After a few years as an amateur and competing in various competitions on and off TV, he landed a position with Strictly Come Dancing. In his debut series, Cole’s celebrity partner was BBC newsreader and presenter Natasha Kaplinsky. They went on to win the show and he went on to dance with a host of celebrities.
“To be honest, there were those who entered because they were really up for the challenge and wanted to dance, so were very good; others were slightly more hard work, but great fun. Then there were those who had perhaps been pushed into the show by their agents and were initially a bit hesitant but were also great fun; and then there were other partners who were just not up for the whole thing. The latter takes a lot of time. Normally, the professionals would be in the studios some three months before the show and the competitors would then eventually come in, obviously having to work dance sessions around their work or family commitments. Sometimes we would be in the studios for up to ten or eleven hours a day, depending on how well our dance partners were learning on the job and how dedicated they were. Dancing, especially professionally, is extremely hard work and very demanding, but I love it; it’s my life and passion.
“And that has really come to flourish over the past ten years since I have been mounting my own tours. Apart from the intensity and excitement of the shows, they are very interactive and it’s a joy to see how the audiences react.

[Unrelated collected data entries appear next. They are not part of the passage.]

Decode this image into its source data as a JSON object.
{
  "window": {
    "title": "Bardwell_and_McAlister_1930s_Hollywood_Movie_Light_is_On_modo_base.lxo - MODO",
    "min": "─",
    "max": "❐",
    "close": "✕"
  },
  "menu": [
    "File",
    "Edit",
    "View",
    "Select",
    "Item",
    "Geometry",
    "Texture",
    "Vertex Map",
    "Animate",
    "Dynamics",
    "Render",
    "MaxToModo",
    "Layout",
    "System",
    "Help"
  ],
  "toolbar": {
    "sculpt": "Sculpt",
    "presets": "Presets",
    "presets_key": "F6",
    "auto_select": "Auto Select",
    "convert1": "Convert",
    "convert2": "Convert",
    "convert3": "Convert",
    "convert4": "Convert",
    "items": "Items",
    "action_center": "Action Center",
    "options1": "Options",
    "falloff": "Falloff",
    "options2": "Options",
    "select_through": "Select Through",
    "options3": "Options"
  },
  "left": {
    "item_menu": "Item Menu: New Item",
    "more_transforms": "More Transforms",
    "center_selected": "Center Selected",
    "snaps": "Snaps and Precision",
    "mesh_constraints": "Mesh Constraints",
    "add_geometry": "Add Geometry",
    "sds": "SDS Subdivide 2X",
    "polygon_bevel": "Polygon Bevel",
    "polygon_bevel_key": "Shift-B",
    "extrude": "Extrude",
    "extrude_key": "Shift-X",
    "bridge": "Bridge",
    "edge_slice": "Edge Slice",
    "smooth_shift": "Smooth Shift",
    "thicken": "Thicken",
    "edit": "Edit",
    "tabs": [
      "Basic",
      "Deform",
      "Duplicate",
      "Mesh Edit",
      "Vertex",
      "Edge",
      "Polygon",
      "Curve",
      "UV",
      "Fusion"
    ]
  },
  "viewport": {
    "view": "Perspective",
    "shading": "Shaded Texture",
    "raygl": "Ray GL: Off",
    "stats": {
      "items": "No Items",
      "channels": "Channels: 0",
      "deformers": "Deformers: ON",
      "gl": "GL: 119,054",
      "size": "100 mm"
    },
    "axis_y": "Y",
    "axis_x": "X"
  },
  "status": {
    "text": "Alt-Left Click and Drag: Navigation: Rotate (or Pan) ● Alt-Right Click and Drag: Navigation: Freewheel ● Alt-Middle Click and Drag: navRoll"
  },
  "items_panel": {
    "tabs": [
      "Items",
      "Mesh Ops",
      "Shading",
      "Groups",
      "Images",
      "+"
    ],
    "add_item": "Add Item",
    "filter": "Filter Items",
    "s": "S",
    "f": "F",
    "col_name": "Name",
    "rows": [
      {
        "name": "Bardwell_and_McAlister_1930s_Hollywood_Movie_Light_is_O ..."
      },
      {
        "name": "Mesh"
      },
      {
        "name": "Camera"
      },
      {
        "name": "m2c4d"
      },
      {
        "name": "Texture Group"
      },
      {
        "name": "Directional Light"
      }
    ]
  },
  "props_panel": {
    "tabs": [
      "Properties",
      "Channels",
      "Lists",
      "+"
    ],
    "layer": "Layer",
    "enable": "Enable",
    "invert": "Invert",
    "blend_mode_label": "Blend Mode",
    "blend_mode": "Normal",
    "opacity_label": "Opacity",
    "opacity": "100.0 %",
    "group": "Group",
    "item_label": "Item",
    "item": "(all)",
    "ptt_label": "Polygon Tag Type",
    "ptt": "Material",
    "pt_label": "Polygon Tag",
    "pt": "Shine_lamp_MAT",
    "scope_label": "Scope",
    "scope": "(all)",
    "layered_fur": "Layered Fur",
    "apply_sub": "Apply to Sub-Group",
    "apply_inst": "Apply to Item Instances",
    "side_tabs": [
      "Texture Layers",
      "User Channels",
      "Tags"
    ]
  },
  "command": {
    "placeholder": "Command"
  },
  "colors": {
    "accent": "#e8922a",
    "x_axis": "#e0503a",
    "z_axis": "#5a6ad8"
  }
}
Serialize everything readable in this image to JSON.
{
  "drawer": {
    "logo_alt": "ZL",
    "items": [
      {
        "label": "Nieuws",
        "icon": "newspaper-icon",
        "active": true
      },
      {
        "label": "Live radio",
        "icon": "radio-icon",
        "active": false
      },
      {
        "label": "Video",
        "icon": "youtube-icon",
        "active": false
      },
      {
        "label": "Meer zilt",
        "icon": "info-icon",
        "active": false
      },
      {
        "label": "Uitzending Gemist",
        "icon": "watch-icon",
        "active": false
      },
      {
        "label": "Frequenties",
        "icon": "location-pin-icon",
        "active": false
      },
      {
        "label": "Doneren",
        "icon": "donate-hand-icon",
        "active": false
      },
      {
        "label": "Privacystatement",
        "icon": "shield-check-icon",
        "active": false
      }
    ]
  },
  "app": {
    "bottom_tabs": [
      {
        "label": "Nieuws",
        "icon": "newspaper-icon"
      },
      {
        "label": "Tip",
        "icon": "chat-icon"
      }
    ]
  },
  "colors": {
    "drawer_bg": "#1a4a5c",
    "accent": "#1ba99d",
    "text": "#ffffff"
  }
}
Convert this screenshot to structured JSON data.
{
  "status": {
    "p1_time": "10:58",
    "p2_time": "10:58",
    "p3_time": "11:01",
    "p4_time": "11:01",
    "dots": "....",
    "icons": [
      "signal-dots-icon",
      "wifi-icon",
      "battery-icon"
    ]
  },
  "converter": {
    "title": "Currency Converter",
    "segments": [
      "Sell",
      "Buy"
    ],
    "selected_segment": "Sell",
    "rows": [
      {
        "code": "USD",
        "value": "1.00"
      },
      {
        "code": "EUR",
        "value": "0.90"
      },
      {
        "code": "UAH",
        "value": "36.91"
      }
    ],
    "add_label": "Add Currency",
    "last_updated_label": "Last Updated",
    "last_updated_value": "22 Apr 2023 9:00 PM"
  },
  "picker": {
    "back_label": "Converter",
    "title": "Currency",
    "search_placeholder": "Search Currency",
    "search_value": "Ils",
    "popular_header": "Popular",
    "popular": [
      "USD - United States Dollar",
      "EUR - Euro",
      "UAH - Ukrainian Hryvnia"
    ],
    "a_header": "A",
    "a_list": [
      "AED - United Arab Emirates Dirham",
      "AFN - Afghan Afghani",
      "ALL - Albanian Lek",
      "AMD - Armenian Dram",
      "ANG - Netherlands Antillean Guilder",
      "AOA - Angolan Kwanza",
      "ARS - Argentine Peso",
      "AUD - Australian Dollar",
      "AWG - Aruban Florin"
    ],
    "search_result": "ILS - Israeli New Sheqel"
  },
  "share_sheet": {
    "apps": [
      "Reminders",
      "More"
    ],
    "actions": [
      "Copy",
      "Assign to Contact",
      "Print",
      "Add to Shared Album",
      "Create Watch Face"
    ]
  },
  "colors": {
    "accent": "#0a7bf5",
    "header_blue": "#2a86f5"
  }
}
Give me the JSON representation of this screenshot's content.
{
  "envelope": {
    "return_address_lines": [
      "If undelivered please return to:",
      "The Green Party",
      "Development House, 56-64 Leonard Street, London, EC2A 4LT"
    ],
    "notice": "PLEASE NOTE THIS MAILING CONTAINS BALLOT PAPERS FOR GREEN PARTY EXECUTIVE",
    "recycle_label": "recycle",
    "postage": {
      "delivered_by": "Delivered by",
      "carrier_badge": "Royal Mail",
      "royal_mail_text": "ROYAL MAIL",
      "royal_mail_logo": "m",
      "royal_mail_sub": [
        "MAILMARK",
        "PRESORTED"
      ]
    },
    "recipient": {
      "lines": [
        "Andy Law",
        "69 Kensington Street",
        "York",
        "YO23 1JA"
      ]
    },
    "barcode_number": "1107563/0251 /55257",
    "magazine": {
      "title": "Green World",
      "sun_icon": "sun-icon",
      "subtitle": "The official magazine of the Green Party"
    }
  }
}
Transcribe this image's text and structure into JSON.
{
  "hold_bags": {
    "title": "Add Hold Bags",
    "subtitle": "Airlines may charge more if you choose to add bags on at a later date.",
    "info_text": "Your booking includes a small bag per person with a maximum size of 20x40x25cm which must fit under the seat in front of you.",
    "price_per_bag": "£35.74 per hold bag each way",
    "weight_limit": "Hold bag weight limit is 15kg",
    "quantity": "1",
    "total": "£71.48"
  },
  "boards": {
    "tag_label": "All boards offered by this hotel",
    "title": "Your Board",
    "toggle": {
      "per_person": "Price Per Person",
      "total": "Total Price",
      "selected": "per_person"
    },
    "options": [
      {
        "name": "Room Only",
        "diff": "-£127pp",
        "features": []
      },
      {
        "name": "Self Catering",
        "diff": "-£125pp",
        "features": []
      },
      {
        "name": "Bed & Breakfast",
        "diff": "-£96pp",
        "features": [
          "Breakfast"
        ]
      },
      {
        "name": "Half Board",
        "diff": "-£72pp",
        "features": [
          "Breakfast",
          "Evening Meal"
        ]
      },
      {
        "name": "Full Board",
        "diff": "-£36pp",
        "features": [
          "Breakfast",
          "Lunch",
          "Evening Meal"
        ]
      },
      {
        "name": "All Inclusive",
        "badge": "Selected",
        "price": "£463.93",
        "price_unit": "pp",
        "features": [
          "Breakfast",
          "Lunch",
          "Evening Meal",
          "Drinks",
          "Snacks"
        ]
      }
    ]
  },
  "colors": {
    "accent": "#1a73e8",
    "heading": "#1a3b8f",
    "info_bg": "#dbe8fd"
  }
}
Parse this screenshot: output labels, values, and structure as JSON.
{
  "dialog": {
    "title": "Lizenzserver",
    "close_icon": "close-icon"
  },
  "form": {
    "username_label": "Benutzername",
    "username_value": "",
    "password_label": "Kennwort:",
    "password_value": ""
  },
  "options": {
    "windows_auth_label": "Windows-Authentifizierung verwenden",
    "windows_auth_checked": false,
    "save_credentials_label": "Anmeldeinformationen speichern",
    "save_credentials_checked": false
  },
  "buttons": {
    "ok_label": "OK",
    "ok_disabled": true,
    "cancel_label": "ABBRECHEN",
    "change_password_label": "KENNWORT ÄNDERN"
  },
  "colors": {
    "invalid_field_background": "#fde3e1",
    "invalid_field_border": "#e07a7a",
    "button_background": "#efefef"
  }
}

“As dancers, we’re always telling a story. You can take a waltz, which most people think is rather slow and dull but turn it around into a wonderful journey for the audience. They get mesmerised by the experience, and the response is always overwhelming and extremely satisfying. After all the hard work, touring round various countries, to get that feedback and see the expressions on the audiences’ faces makes it all so worthwhile. That is why, as soon as I can and life starts to return to normal, I will be back on stage with my shows.
“I have thought about staging one in Mallorca; it’s rather complicated at the moment, but who knows what the future might hold. I would have to get the timing right, so when we’ve got some holidaymakers and homeowners back on the island.
“While I love the peace, tranquillity, landscape and general atmosphere of this wonderful island, it’s been extremely sad to have seen it so quiet over the past year. It was great to have gone to the local market the other week and see so many more people, see the island getting some its energy back.
“It’s been tough to have seen so many businesses closed and people worried about their futures, struggling to live from day to day. The sooner we can inject some energy back the better, especially now the good weather is round the corner. That said, we can hardly complain about the weather here in Mallorca.”
Apart from dance, sport has always played a big role in his life. When he can, he’s out cycling, playing football, tennis, paddle, you name it, and over the years, as a result of being involved with a host of charities, he has had the honour to have played for the Soccer Aid Unicef football team alongside fellow celebrities and legends from the worlds of football and sport in general.
“The last time was amazing. We had Usain Bolt on the team and stepping out at Old Trafford in front of 75,000 people was something I will never forget and for such a good cause.
“But talking sport, sometimes keeping in shape is tough. You need to be highly motivated, especially if having to train alone. That has not only been a challenge for me at times, as I know it has for so many other people, be they professionals or not. However, here in Mallorca, with its great weather and light, even when it’s cold, it makes finding that motivation easier. This really is a magical island, I even enjoy doing the school run surrounded by the mountains and the countryside. It certainly beats driving up the M6 or M40 every day, and long may it continue once we get back to normal.”